The smallest bills in the box were fifties, but there weren’t many, and I had to remove an antiqued brass tube about the size of the bills to get to them. But the small box inside the cash box turned out to be more interesting than the bills. It was outlined in—rubies, I believed, not garnets—on the outside, with a second row of sapphire chips to make a double dotted line around the outside top of the box. I lifted the cover on the pricey container, though where it was hinged made it more of an oblong box than a tube.
I caught my breath when I saw what it held, not that I saw the object, because it was wrapped in a petticoat piece, a much smaller one than I already had.
Both of us still wearing gloves—and a good thing—I removed the fabric wrapping, which did the job that tissue might have in protecting the object, and I gasped.
Werner whistled. “Is that real?” he asked.
I ran my gloved finger over the small, flawless shoe, covered in what appeared to be diamonds. It had a flat top that started at the vamp, extended to the top of the heel, and overlapped the slightest bit at the back. I lifted the overlap and saw the shoe was hollowed out. “Is this a snuffbox?”
Werner appeared flummoxed. “It sure looks like one. Those can’t be diamonds covering it,” he said. “No matter how real they look.”
“If they’re not,” I said, “they’re better than the best fakes I’ve ever seen. And the weight. Here, hold it. Feel how heavy it is.”

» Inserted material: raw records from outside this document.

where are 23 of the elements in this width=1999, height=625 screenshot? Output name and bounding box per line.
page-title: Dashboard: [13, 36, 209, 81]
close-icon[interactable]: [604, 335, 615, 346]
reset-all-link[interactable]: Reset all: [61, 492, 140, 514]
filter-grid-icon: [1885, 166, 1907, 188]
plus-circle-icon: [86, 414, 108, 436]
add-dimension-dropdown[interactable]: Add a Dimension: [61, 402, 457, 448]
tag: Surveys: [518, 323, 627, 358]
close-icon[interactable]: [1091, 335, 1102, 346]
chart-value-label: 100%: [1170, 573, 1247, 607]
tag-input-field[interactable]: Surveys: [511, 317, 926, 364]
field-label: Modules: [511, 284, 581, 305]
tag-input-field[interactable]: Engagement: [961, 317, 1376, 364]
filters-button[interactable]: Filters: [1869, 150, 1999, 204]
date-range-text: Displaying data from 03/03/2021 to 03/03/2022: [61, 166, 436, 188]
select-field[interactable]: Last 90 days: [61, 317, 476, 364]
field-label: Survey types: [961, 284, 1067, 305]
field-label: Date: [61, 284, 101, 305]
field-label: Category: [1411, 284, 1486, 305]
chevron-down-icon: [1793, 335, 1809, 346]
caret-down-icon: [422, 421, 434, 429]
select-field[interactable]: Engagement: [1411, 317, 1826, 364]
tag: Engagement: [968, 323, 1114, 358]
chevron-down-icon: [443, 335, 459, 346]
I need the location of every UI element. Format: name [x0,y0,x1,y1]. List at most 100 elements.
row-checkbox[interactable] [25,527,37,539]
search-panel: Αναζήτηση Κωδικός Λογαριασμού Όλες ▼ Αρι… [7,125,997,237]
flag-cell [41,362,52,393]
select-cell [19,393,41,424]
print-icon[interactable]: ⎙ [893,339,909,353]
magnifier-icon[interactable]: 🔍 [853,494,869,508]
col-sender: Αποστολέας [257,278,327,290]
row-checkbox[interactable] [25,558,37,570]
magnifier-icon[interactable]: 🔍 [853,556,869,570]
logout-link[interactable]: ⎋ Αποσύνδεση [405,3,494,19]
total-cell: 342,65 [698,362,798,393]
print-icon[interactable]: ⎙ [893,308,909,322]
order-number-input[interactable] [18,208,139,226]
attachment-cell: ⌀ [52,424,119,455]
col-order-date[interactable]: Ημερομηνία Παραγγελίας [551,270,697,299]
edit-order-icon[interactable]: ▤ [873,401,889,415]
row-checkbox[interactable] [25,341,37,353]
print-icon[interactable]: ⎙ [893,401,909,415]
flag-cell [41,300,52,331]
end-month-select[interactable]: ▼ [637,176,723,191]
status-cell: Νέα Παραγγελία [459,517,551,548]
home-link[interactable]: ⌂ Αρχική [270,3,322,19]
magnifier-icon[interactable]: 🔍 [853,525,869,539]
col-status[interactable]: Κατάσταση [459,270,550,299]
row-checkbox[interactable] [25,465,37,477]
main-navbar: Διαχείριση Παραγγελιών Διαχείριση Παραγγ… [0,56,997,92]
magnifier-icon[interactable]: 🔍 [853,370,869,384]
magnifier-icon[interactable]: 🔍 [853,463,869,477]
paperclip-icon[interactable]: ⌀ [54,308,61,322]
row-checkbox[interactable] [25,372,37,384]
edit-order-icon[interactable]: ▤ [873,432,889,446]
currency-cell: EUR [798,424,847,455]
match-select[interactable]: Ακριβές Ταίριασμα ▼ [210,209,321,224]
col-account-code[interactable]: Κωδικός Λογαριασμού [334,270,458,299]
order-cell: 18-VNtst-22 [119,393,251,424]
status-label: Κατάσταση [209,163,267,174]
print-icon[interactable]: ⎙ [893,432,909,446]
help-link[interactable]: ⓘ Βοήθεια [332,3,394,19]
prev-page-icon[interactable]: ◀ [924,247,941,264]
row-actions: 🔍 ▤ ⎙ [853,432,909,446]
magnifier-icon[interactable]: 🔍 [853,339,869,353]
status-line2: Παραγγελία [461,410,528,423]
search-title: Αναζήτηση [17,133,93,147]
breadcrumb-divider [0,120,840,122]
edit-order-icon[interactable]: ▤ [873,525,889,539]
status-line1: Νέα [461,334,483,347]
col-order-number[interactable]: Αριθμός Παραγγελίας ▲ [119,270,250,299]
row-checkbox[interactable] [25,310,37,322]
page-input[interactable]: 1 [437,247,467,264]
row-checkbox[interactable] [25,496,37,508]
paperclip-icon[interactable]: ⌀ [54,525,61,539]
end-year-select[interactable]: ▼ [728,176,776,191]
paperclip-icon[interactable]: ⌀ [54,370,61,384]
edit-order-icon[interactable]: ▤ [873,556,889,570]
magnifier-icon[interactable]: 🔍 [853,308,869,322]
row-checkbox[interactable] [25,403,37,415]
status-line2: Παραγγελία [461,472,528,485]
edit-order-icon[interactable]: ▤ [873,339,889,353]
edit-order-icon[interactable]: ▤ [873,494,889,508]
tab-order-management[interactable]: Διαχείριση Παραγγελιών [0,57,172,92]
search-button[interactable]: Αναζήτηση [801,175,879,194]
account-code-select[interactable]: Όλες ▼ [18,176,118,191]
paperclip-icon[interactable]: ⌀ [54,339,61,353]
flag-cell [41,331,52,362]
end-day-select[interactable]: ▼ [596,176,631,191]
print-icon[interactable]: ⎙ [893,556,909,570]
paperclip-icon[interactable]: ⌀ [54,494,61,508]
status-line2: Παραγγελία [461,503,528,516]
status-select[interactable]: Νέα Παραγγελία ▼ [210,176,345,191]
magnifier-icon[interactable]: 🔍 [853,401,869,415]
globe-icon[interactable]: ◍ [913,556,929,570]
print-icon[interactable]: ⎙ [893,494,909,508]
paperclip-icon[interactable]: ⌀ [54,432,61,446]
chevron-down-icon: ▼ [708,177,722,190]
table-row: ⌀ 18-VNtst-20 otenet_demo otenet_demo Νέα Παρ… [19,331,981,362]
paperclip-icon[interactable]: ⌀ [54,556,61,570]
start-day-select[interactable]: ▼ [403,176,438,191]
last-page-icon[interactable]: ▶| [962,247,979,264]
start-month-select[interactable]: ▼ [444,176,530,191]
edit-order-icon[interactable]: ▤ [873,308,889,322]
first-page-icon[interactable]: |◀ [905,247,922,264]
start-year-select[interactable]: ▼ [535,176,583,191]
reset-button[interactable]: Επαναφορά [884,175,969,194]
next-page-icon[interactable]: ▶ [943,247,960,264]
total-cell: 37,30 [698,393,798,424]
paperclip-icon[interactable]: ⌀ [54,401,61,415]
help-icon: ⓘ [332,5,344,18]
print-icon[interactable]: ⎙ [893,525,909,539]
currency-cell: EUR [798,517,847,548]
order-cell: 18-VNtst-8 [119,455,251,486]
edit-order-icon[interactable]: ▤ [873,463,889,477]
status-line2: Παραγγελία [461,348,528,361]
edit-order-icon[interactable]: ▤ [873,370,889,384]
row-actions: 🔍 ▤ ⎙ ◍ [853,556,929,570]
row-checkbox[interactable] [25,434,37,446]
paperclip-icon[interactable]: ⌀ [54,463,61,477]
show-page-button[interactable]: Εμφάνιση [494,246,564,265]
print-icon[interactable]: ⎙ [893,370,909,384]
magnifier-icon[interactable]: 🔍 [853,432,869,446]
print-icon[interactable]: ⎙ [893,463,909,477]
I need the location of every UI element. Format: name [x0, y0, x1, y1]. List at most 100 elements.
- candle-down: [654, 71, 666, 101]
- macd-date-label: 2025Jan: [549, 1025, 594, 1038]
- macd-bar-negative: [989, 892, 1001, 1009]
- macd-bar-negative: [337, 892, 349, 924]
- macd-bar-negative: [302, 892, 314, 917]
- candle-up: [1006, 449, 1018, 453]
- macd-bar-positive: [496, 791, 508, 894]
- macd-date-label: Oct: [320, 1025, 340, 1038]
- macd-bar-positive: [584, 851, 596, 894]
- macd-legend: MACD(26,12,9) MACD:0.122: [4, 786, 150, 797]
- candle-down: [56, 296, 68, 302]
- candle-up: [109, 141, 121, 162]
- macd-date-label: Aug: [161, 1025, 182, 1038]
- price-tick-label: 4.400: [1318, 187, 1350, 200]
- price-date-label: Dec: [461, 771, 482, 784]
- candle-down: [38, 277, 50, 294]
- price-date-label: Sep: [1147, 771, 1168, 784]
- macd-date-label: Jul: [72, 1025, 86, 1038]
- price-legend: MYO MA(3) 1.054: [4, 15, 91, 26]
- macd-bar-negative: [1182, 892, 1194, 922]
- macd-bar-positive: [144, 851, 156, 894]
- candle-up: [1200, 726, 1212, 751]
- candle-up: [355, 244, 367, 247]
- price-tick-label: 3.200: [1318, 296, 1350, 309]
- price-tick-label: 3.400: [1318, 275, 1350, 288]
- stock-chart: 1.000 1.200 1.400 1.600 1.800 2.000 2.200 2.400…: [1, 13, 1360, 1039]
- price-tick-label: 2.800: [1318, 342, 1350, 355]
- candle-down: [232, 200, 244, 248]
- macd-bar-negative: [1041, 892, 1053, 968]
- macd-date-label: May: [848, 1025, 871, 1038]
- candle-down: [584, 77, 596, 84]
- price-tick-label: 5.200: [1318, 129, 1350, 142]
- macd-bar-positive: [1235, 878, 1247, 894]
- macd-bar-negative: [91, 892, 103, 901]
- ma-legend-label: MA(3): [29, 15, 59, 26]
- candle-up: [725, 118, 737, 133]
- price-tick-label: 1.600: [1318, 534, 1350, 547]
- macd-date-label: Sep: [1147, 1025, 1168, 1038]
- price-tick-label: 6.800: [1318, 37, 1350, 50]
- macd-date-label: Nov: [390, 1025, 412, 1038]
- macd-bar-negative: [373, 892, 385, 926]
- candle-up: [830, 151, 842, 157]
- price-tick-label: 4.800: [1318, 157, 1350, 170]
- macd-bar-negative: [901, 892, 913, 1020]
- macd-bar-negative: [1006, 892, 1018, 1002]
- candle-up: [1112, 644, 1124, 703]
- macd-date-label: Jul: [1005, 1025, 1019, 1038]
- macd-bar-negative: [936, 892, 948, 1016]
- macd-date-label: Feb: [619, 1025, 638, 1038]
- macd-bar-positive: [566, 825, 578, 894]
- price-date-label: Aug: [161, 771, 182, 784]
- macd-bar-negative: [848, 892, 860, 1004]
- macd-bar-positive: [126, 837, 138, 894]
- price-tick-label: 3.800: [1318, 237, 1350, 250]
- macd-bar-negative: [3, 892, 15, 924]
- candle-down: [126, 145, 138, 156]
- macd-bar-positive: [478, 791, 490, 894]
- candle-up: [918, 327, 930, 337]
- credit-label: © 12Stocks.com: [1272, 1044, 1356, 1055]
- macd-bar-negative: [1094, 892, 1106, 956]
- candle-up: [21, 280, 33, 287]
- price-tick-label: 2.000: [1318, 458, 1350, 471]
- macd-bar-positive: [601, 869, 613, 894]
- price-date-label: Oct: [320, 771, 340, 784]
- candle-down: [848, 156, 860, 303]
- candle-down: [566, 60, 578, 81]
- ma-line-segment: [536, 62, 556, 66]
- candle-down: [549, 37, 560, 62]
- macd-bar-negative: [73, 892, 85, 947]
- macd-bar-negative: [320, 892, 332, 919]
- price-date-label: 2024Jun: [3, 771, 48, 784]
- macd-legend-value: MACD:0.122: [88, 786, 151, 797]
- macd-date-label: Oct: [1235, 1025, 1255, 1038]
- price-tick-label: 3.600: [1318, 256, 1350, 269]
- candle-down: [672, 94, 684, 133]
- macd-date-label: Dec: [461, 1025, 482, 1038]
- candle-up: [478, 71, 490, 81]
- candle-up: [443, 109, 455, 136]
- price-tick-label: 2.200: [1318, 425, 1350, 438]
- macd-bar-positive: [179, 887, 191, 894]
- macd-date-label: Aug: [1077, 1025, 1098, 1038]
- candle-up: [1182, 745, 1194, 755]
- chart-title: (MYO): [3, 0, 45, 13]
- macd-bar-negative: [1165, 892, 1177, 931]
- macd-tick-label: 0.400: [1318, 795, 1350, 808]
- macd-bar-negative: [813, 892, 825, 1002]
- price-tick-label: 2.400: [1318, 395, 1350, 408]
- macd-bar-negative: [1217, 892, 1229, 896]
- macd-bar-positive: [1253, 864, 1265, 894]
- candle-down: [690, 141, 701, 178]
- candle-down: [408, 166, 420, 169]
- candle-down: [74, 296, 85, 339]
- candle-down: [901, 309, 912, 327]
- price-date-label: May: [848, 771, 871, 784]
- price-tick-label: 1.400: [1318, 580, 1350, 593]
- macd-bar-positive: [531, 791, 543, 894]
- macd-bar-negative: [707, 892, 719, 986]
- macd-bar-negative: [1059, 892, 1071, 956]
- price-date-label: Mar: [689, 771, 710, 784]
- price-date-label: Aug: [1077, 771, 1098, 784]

He held the snuffbox in his palm and tested its weight. “You once said you knew diamonds,” he pointed out.
I remembered the case and the victim.
“Our belief systems can be tested,” I admitted. “I’m not as smart as I once thought I was.”
“I think our Maddie’s maturing into Madeira.”
“Don’t tell my father, or anyone else for that matter, if you think you like my real name.”
Werner shook his head. “Given the dates and sizes of those bills, I’d say the dazzle on this snuffbox is more than likely to be diamonds.”